Oh boy, that bit of info sheds a whole different light on this - I have no available space for isolation! My son and gr'son reside with me from Las Vegas now, with their dog, so that takes up the guest room. I have no idea where 'isolation' would be possible.
Is there anyone out there who can help with this, has more space! The Inn is full here!


----------



## bailey02 (May 1, 2009)

Claire I wonder if there is any maltese rescue groups in the houston area.


----------



## Snowbody (Jan 3, 2009)

Becky - can you call just to get info on her? I don't see her listed anywhere but there...so sad that she doesn't even have a name Are there any small breed rescues there even if not Maltese?


----------



## bailey02 (May 1, 2009)

Snowbody said:


> Becky - can you call just to get info on her? I don't see her listed anywhere but there...so sad that she doesn't even have a name Are there any small breed rescues there even if not Maltese?


I called and I keep getting there recording. I saw her also on the pasadena animal control facebook page.
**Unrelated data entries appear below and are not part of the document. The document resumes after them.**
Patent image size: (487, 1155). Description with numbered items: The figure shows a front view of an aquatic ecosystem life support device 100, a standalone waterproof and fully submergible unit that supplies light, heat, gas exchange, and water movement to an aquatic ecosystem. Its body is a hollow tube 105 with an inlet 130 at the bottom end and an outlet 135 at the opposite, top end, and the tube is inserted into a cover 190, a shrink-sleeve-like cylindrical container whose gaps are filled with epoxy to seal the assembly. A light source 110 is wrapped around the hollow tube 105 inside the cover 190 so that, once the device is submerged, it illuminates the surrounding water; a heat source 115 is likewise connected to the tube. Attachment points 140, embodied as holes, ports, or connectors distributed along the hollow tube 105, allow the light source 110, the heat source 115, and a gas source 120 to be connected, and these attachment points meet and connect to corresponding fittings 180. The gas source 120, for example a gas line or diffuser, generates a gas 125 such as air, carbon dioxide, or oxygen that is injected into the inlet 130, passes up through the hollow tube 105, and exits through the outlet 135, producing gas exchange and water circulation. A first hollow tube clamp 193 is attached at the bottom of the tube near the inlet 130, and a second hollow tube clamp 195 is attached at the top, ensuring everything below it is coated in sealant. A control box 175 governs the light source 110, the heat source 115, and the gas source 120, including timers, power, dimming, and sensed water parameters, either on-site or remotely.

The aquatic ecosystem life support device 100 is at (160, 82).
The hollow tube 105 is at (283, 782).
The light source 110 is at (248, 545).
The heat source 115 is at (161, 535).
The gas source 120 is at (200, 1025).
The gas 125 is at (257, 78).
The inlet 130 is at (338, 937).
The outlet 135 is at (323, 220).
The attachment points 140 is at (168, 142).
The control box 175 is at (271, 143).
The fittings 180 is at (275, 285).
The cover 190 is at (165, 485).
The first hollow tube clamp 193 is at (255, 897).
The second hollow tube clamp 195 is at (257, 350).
I am not familiar with rescue groups in my area.


----------



## Snowbody (Jan 3, 2009)

Looks like there might be three Maltese Rescues in the area. You know the geography better than me but the three are on this breed specific list:
Breed-Specific Rescue (TX) | DogTales


----------



## plenty pets 20 (Jul 8, 2006)

Has anyone contacted Southern Comfort Small Dog Rescue?? They might have someone in that area.
If anyone had a vet that would do cheap boarding until the quarantine is up, that can work too.


----------



## Snowbody (Jan 3, 2009)

plenty pets 20 said:


> Has anyone contacted Southern Comfort Small Dog Rescue?? They might have someone in that area.
> If anyone had a vet that would do cheap boarding until the quarantine is up, that can work too.


I thought that Southern Comfort wasn't doing any intake at this time because the head of it was ill? Has that been lifted? I didn't suggest it because of that.


----------



## plenty pets 20 (Jul 8, 2006)

I don't know. I know she isn't taking anymore but not sure about her fosters.


----------



## mss (Mar 1, 2006)

There's an email address for the shelter on the Facebook listing. Maybe try that, since you're not getting through on the phone. Maybe the shelter has some suggestions for people to work with. 



> Status: Available for Adoption
> Pet ID #: A091954
> Coat: Medium hair
> Size: Small
> ...


----------



## bailey02 (May 1, 2009)

I saw on Southern Comfort Maltese website they list there fosters by State. There is alot of them really close to Houston which a neighbor to Pasadena. Do we just email the foster person and ask them about pulling this malt out and fostering her or does it have to be done thru Southern Comfort? I don't know how all this works? I know Claire can not take this pup at this time due to she has no room to quarantine the dog.


----------